The event will include drinks reception and a book signing session with Joy Labinjo.

The monograph Joy Labinjo is co-published by Tiwani Contemporary and Anomie Publishing, 2024 on the occasion of Joy Labinjo’s third institutional solo exhibition, ‘Joy Labinjo: We Are Briefly Gorgeous’ holding at Southwark Park Galleries, London (6 July – 29 September 2024), Tiwani Contemporary, in collaboration with Anomie Publishing, is proud to present the first monograph on the artist.

One of Labinjo’s paintings

Labinjo is significantly one of the most exciting, early career British artists, contributing to contemporary painting through a unique visual language that reflects her diasporic perspective. This publication tracks her evolution to date, and during the closing weeks of her institutional solo show: Joy Labinjo: We Are Briefly Gorgeous at Southwark Park Galleries, London, featuring an introduction by Dr. Christine Checinska, Senior Curator of Africa and Diaspora Textiles and Fashion, V&A, London; the essay, ‘Joy Labinjo: Rethinking Body Politics in Painting,’ by Dr Jareh Das, Independent Curator and writer; and ‘In Conversation: Good Trouble,’ with Curator, Adelaide Bannerman, Curatorial Director at Tiwani Contemporary, exploring Labinjo’s practice.

Drawing on personal encounters with the artist and her work, each contributor reflects on Labinjo’s ability to make visible stories that offer insights that have the potential to move us beyond ourselves.
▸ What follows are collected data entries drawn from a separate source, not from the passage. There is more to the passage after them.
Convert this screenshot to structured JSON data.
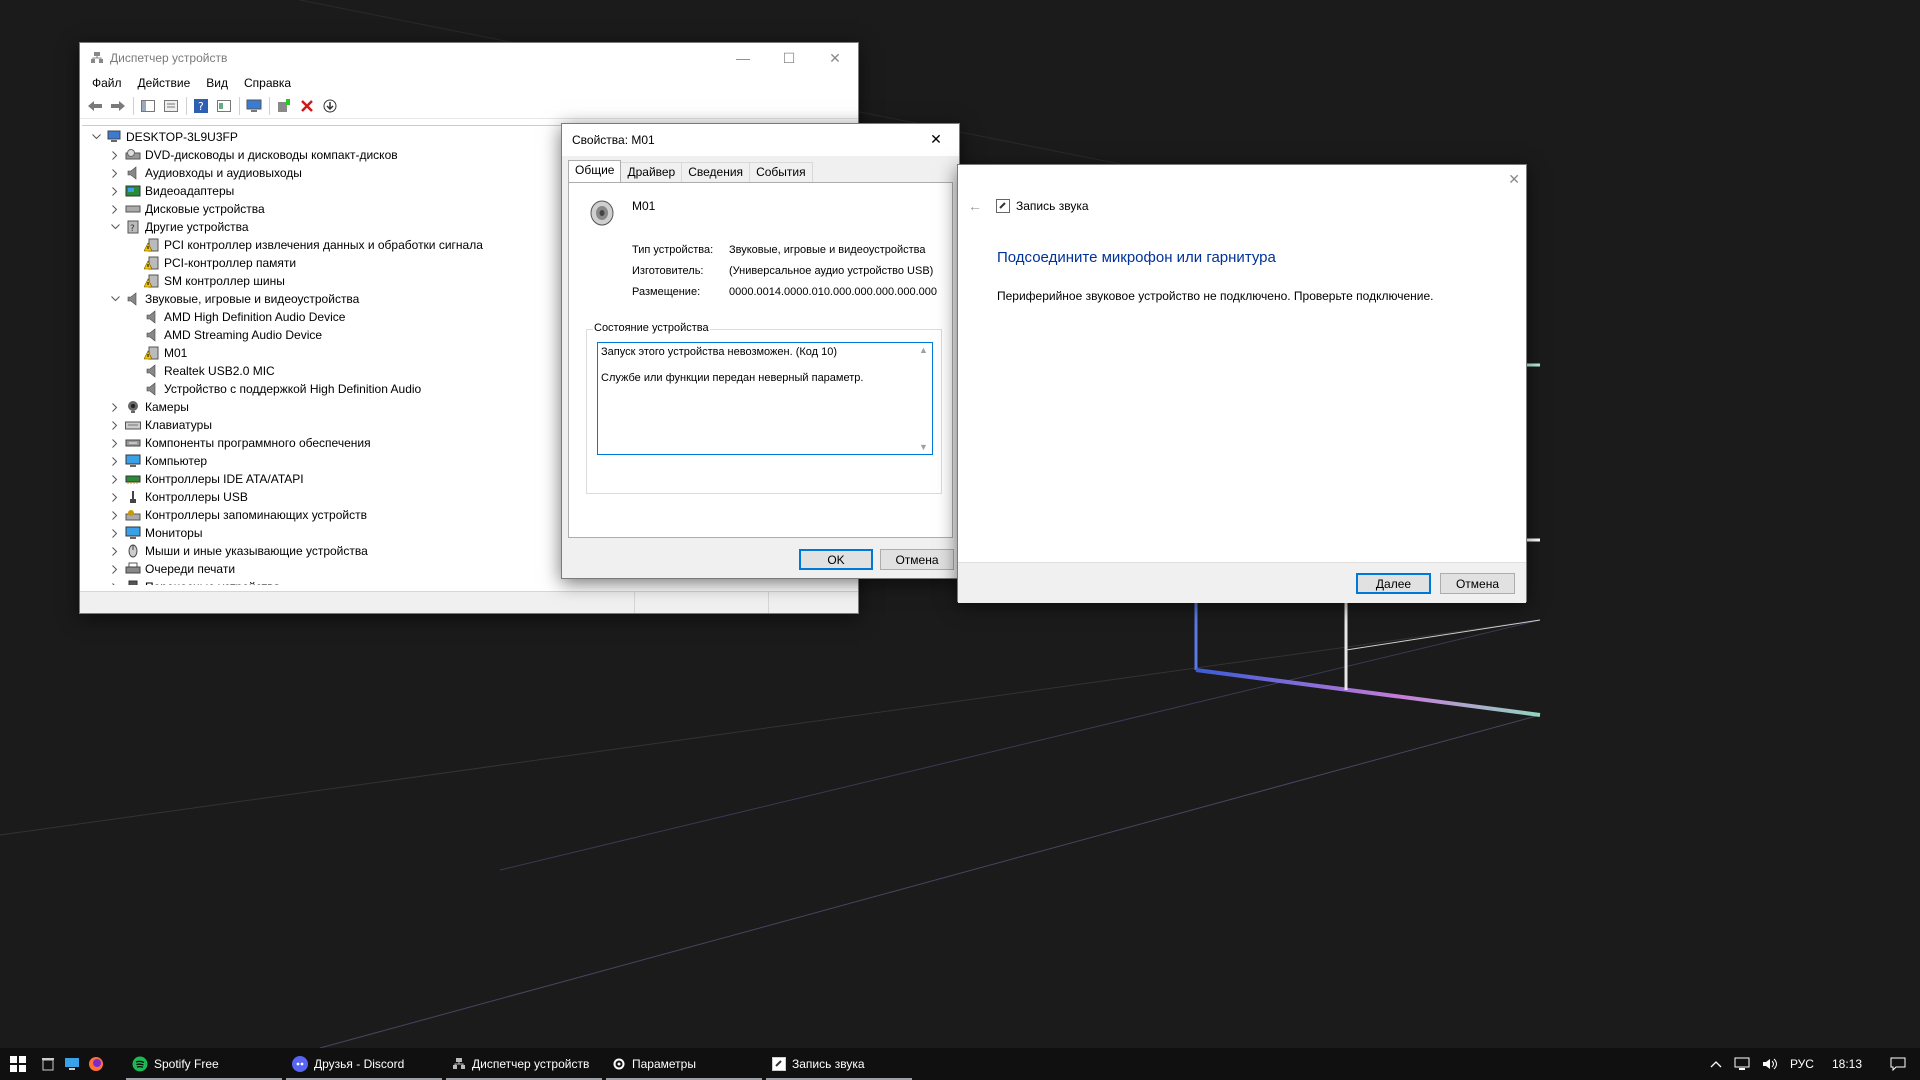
{
  "device_manager": {
    "title": "Диспетчер устройств",
    "menu": [
      "Файл",
      "Действие",
      "Вид",
      "Справка"
    ],
    "tree": [
      {
        "label": "DESKTOP-3L9U3FP",
        "level": 0,
        "arrow": "v",
        "icon": "computer-icon"
      },
      {
        "label": "DVD-дисководы и дисководы компакт-дисков",
        "level": 1,
        "arrow": ">",
        "icon": "dvd-drive-icon"
      },
      {
        "label": "Аудиовходы и аудиовыходы",
        "level": 1,
        "arrow": ">",
        "icon": "speaker-icon"
      },
      {
        "label": "Видеоадаптеры",
        "level": 1,
        "arrow": ">",
        "icon": "display-adapter-icon"
      },
      {
        "label": "Дисковые устройства",
        "level": 1,
        "arrow": ">",
        "icon": "disk-drive-icon"
      },
      {
        "label": "Другие устройства",
        "level": 1,
        "arrow": "v",
        "icon": "unknown-device-icon"
      },
      {
        "label": "PCI контроллер извлечения данных и обработки сигнала",
        "level": 2,
        "arrow": "",
        "icon": "warning-device-icon"
      },
      {
        "label": "PCI-контроллер памяти",
        "level": 2,
        "arrow": "",
        "icon": "warning-device-icon"
      },
      {
        "label": "SM контроллер шины",
        "level": 2,
        "arrow": "",
        "icon": "warning-device-icon"
      },
      {
        "label": "Звуковые, игровые и видеоустройства",
        "level": 1,
        "arrow": "v",
        "icon": "speaker-icon"
      },
      {
        "label": "AMD High Definition Audio Device",
        "level": 2,
        "arrow": "",
        "icon": "speaker-icon"
      },
      {
        "label": "AMD Streaming Audio Device",
        "level": 2,
        "arrow": "",
        "icon": "speaker-icon"
      },
      {
        "label": "M01",
        "level": 2,
        "arrow": "",
        "icon": "warning-device-icon"
      },
      {
        "label": "Realtek USB2.0 MIC",
        "level": 2,
        "arrow": "",
        "icon": "speaker-icon"
      },
      {
        "label": "Устройство с поддержкой High Definition Audio",
        "level": 2,
        "arrow": "",
        "icon": "speaker-icon"
      },
      {
        "label": "Камеры",
        "level": 1,
        "arrow": ">",
        "icon": "camera-icon"
      },
      {
        "label": "Клавиатуры",
        "level": 1,
        "arrow": ">",
        "icon": "keyboard-icon"
      },
      {
        "label": "Компоненты программного обеспечения",
        "level": 1,
        "arrow": ">",
        "icon": "software-component-icon"
      },
      {
        "label": "Компьютер",
        "level": 1,
        "arrow": ">",
        "icon": "monitor-icon"
      },
      {
        "label": "Контроллеры IDE ATA/ATAPI",
        "level": 1,
        "arrow": ">",
        "icon": "ide-controller-icon"
      },
      {
        "label": "Контроллеры USB",
        "level": 1,
        "arrow": ">",
        "icon": "usb-icon"
      },
      {
        "label": "Контроллеры запоминающих устройств",
        "level": 1,
        "arrow": ">",
        "icon": "storage-controller-icon"
      },
      {
        "label": "Мониторы",
        "level": 1,
        "arrow": ">",
        "icon": "monitor-icon"
      },
      {
        "label": "Мыши и иные указывающие устройства",
        "level": 1,
        "arrow": ">",
        "icon": "mouse-icon"
      },
      {
        "label": "Очереди печати",
        "level": 1,
        "arrow": ">",
        "icon": "printer-icon"
      },
      {
        "label": "Переносные устройства",
        "level": 1,
        "arrow": ">",
        "icon": "portable-device-icon"
      }
    ]
  },
  "properties": {
    "title": "Свойства: M01",
    "tabs": [
      "Общие",
      "Драйвер",
      "Сведения",
      "События"
    ],
    "active_tab": "Общие",
    "device_name": "M01",
    "rows": [
      {
        "key": "Тип устройства:",
        "value": "Звуковые, игровые и видеоустройства"
      },
      {
        "key": "Изготовитель:",
        "value": "(Универсальное аудио устройство USB)"
      },
      {
        "key": "Размещение:",
        "value": "0000.0014.0000.010.000.000.000.000.000"
      }
    ],
    "status_legend": "Состояние устройства",
    "status_line1": "Запуск этого устройства невозможен. (Код 10)",
    "status_line2": "Службе или функции передан неверный параметр.",
    "ok_label": "OK",
    "cancel_label": "Отмена"
  },
  "wizard": {
    "header": "Запись звука",
    "title": "Подсоедините микрофон или гарнитура",
    "text": "Периферийное звуковое устройство не подключено. Проверьте подключение.",
    "next_label": "Далее",
    "cancel_label": "Отмена",
    "link_color": "#003399"
  },
  "taskbar": {
    "apps": [
      {
        "label": "Spotify Free",
        "icon": "spotify-icon"
      },
      {
        "label": "Друзья - Discord",
        "icon": "discord-icon"
      },
      {
        "label": "Диспетчер устройств",
        "icon": "device-manager-icon"
      },
      {
        "label": "Параметры",
        "icon": "settings-gear-icon"
      },
      {
        "label": "Запись звука",
        "icon": "sound-record-icon"
      }
    ],
    "language": "РУС",
    "time": "18:13"
  }
}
Dr. Christine Checinska says:“For British painter Joy Labinjo figuration provides a way to think through the social, cultural, and political contexts that shape her everyday life, to meditate on the histories connected to her ancestry as she uncovers them, and to reflect on herself as she comes into her own as a woman and as an artist… To look closely at her oeuvre from then to now is to witness an artist who delights in the act of painting, constantly finessing her skill as she discovers the power of what can be expressed via paint, paste and canvas – the shift from the playfulness and imperfections of the early works…to satirical paintings that question race and racism, colonialism and whiteness, and through to the monumental renderings of her own naked body… To trace the conceptual underpinnings and materiality of her practice from then to now is to observe her flourishing.”

Edited by Adelaide Bannerman, Martina Mei and Matt Price, the book is produced by Hurtwood and published by Tiwani Contemporary and Anomie Publishing, London with support from A G Leventis Foundation.